Artist Statement: Housing is a human right. For many communities of color, the issue of land and housing is one that dates back to over 500 years, beginning with the rape of Indian land by white colonizers, the theft of Mexican territories, the racist policies that prohibited black people from owning land.
Today, working class people of color are at the mercy of big business and corporate greed, which exploit the land for profit and destroy communities. The basic demand for community control of the land, which as set forth by our revolutionary predecessors, is still relevant to us today. The Figueroa Corridor in downtown Los Angeles is in a large battle with city redevelopers and big business over what is to be done with the land.
This poster is a tool to organize the community, because the power of images surpasses words. As a community artist, it is an honor for me to create this piece against gentrification.
www.favianna.com
Artist Statement: The theme was developed from the goal to serve as a dialogue for both the oppressor and the oppressed the developer/landlords and the resident tenants. I wanted to present illegal evictions as an un-American act in response to the often one-sided patriotism experienced today. The tenants in the silhouette are depicted as standing up to the developer, which is the looming large figure with the football head. He is, however, vulnerable in that he is being pulled by the figure representing "Justice and Dignity". Her roots are being eaten away by termites representing "indifference" and "greed."

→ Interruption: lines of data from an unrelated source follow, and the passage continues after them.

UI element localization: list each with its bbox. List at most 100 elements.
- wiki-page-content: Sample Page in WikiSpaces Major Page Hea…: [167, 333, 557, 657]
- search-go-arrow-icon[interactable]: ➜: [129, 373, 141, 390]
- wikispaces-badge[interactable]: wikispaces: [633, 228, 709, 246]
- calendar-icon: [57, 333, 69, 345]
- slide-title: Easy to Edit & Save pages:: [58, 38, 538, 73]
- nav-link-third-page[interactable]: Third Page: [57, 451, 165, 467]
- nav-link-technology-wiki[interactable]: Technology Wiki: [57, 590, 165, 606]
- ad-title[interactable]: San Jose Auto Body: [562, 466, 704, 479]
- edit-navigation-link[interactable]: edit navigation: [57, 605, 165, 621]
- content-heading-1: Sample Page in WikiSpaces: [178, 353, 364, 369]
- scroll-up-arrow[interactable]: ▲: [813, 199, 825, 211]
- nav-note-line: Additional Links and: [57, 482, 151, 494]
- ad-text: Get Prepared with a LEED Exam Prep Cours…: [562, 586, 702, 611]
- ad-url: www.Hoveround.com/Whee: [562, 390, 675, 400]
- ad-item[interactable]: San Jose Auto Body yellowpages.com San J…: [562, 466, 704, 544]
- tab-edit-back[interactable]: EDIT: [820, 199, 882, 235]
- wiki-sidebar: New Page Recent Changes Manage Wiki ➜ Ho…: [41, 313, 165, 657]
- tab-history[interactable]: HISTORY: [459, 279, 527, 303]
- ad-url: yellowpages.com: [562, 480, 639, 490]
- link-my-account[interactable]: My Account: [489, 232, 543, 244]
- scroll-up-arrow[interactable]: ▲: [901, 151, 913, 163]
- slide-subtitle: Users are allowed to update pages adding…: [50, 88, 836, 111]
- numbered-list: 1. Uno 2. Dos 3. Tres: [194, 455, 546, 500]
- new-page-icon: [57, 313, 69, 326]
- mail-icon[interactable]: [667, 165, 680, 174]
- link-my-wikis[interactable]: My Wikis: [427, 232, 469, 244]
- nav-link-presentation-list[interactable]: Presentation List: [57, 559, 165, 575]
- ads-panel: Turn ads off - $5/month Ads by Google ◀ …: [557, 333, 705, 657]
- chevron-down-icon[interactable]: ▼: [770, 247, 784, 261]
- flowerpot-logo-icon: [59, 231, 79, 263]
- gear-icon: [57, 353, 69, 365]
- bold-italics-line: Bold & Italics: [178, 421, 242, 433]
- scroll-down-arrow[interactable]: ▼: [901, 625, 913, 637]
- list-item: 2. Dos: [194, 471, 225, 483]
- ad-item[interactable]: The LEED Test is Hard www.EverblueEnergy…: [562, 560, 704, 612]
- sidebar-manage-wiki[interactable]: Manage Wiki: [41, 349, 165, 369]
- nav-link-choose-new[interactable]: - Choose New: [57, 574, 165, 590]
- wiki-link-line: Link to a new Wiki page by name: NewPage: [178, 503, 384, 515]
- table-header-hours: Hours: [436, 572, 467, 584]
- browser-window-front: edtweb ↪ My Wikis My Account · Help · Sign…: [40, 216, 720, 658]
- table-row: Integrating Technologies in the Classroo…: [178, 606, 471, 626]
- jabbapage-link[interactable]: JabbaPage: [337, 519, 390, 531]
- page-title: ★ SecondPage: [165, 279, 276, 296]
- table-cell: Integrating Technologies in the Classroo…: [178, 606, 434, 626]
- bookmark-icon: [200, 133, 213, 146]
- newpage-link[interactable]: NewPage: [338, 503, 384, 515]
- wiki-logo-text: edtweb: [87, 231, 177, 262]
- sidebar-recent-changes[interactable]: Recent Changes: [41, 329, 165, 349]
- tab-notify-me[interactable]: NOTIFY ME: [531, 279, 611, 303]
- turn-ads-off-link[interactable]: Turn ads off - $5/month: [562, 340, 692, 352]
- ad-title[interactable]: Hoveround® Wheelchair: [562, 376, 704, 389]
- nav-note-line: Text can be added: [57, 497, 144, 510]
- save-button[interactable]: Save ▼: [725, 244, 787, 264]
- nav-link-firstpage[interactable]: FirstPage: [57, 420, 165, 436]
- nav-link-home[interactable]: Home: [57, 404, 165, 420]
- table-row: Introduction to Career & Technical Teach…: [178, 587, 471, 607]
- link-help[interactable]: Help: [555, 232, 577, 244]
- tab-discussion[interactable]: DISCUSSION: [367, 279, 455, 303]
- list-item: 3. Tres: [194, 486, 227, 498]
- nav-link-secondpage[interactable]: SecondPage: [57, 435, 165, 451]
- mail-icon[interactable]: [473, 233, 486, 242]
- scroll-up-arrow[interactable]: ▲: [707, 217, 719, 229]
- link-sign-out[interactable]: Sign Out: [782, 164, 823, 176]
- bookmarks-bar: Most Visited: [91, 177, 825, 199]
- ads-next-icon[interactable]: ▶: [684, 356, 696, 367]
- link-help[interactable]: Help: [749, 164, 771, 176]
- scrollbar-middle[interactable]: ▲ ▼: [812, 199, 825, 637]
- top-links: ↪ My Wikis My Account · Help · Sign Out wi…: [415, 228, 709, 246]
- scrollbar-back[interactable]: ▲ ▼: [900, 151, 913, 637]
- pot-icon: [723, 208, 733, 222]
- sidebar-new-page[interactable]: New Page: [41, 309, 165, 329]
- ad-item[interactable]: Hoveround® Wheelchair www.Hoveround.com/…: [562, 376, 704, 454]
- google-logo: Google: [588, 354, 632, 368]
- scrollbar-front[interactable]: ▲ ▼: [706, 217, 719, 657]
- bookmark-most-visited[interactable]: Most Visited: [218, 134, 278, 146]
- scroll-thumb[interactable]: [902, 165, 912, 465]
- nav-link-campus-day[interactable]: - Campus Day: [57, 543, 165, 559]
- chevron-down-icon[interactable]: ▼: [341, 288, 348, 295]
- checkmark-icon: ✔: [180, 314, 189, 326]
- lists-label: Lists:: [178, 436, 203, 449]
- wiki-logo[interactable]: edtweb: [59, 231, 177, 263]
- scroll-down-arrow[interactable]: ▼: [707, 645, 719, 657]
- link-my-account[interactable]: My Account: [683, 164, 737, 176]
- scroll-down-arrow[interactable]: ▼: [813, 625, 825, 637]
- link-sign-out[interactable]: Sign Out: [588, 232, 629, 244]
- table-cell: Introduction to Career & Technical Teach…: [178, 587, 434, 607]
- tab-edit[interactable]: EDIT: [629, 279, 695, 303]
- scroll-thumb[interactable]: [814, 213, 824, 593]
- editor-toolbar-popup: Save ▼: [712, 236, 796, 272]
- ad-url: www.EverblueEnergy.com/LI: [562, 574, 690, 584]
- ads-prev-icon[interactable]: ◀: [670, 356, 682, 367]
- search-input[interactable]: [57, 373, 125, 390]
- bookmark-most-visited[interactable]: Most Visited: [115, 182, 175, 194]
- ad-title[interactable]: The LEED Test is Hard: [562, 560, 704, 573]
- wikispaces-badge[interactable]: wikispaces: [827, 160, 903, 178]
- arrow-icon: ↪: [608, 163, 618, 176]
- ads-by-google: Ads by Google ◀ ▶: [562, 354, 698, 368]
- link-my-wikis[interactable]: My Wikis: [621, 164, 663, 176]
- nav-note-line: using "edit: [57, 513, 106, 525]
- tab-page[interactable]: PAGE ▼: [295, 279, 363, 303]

Artist Statement: Brown and black fists join in community solidarity against corporate interests and specifically corporate control of affordable housing.
www.helveticajones.com
Artist Statement: An invasion of doorknobs gathering to resist displacement and eviction.
www.agitart.org
Artist Statement: Cliché Inversion takes the familiar cliché, "Mi Casa es Tu Casa," and flips it to now say, "Tu Casa es Mi Casa." This statement is the pigs spin in the phrase as he has scaled up a tree and kicked out its inhabitants (a small canary) and its unhatched siblings, with no regard to the fact that the birds were there first - to say nothing of the fact that in general, trees are homes to birds, even squirrels, but never pigs.
Symbolically, the pig with his football helmet represents the greed of capitalistic developers - specifically the powers that are behind the football stadium currently being proposed for downtown Los Angeles.
The hapless canary is both bewildered and angry at this hostile takeover. The canary represents the people who live in the proposed stadium site.